Women are particularly prone to UTIs as they have shorter urethras. The E.coli bacteria escaping the anus invade the urethra and then travel to bladder (if not treated) continue on to infect the kidneys as well. Poor hygiene is also one of the causes of UTIs in women.
Burning sensation during urination, frequent urge to urinate, tiredness, pain in your lower abdomen & back, pressure in the belly are some of the Symptoms of UTI. Permanent damage to the urinary tract, kidney failure and blood poisoning are some of the serious complications of UTIs. You should seek immediate medical help, if you are pregnant or diabetic and have high temperature along with malaise, lethargy, chills and vomiting.
A doctor evaluates you on the basis of symptoms, history, medications, lifestyle and physical examinations. The lab tests complete the evaluation. A quick urine dipstick test and then urine culture will help the doctor to confirm the infection. Urine analysis will help test the urine for signs of infections such as presence of blood, pus, epithelial cells and bacteria.

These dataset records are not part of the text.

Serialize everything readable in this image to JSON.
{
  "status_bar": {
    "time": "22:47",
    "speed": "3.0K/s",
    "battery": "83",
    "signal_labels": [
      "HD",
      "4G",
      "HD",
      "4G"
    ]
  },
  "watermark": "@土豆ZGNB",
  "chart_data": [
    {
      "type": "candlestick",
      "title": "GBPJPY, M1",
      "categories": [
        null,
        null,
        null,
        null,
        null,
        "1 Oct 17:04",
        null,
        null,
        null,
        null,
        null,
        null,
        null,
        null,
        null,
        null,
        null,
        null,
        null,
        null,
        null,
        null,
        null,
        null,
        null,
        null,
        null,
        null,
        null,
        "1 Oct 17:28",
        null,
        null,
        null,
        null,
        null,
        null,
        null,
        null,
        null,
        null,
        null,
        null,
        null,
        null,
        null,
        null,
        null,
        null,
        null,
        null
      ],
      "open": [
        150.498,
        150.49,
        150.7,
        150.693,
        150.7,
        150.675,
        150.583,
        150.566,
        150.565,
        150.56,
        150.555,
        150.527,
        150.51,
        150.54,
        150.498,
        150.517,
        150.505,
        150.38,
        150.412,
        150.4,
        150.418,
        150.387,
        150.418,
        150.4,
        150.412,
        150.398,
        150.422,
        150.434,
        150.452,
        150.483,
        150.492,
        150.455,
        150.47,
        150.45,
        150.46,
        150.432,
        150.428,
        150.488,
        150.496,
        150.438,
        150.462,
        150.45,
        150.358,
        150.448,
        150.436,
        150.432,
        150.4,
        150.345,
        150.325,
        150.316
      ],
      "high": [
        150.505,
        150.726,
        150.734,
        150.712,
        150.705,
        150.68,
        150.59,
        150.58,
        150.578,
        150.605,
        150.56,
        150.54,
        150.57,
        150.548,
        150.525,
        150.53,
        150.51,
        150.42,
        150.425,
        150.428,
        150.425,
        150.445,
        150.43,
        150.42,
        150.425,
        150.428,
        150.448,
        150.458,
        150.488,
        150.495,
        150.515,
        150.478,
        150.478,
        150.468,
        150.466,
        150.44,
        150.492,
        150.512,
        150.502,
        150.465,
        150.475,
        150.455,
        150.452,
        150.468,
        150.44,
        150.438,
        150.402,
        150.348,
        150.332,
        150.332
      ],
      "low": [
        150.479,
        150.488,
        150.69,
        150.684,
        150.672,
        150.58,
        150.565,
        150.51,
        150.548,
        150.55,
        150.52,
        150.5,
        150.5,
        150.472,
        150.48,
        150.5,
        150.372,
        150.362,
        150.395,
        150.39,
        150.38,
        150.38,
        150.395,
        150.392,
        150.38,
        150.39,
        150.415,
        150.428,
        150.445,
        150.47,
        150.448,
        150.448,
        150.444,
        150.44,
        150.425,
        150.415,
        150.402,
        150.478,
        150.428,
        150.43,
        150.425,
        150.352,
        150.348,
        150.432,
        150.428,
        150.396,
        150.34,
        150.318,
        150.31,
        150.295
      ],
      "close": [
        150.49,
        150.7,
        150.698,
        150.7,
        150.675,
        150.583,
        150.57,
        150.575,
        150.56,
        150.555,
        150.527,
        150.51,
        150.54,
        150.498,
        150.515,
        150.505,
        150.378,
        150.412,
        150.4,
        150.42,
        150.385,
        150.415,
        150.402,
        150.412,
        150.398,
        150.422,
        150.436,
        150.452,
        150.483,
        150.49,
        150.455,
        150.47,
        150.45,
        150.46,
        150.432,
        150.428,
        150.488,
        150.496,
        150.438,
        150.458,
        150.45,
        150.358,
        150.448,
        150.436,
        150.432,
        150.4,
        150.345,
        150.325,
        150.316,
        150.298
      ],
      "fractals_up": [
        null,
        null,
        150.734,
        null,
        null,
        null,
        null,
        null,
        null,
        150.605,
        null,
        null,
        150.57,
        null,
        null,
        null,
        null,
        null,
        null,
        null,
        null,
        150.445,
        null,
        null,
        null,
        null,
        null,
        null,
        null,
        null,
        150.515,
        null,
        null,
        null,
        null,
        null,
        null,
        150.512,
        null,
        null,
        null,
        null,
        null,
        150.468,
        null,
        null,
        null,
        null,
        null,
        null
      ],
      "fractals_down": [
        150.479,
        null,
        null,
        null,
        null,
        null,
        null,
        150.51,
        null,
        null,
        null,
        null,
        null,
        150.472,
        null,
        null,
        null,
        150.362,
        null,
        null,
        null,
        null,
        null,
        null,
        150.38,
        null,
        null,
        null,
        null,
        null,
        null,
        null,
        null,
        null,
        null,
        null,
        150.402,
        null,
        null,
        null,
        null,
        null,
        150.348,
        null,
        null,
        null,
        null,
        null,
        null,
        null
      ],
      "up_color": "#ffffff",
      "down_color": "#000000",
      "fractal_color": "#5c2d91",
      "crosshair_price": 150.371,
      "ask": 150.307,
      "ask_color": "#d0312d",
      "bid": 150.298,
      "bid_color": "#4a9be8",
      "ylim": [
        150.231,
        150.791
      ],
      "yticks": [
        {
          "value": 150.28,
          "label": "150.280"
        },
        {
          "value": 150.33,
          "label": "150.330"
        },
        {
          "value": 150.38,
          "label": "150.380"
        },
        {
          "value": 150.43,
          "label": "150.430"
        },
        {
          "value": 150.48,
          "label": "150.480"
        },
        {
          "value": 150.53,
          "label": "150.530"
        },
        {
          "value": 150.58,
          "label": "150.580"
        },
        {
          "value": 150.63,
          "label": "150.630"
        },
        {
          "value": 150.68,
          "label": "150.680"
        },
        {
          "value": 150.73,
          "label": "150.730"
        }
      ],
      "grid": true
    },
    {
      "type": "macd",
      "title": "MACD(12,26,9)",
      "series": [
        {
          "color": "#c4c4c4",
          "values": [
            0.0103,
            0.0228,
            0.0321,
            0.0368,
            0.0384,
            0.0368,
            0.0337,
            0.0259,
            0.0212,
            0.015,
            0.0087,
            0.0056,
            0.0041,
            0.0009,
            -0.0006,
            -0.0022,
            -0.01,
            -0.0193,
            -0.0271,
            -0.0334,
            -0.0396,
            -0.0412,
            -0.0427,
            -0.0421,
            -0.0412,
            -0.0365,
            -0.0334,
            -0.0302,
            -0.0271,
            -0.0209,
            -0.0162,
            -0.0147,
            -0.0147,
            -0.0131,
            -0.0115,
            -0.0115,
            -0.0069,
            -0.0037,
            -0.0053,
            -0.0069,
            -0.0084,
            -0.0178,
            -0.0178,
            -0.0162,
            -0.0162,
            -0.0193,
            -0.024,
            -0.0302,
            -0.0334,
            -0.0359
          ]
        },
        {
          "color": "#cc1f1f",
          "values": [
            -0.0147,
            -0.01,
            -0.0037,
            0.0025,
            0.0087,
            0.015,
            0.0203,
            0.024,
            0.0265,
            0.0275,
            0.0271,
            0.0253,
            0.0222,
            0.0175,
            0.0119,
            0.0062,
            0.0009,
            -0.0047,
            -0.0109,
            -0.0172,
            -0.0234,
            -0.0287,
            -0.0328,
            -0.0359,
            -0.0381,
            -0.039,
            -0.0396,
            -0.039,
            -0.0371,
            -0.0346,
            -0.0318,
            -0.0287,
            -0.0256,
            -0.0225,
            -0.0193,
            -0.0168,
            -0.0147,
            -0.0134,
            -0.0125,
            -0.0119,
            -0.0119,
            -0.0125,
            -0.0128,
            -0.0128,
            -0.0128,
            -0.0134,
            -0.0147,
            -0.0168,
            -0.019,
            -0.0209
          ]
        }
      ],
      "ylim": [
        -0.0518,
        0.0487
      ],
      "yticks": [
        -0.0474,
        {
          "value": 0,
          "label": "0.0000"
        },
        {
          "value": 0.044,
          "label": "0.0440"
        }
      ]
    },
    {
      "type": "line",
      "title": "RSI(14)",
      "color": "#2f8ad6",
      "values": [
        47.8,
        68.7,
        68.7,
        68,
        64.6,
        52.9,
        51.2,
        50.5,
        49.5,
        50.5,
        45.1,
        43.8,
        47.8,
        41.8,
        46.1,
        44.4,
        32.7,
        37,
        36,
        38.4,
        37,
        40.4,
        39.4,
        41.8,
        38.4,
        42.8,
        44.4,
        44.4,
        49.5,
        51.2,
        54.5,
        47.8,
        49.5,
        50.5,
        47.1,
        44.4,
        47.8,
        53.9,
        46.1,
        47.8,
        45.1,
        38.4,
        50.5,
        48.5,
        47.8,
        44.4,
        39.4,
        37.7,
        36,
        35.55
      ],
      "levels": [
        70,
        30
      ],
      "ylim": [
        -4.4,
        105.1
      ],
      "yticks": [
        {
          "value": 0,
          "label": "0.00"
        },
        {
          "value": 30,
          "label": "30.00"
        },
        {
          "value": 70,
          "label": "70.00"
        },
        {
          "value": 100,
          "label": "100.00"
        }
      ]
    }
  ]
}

There is no sufficient evidence to prove why UTIs are common in women; however, the proximity of vagina to anus and short urethra may be the cause. Therefore, drink plenty of fluids, particularly cranberry juice as scientific evidence strongly shows that cranberries help prevent adhesion of bacteria to the bladder cells. After every bowel movement, wipe from front to back (Vagina to anus), not the other way – to prevent the entry of bacteria from anus to vagina.
Women can have a healthy life by getting early and regular health checkups. They should also get the recommended breast cancer, cervical cancer, and bone density screenings done to rule the future complications and risks.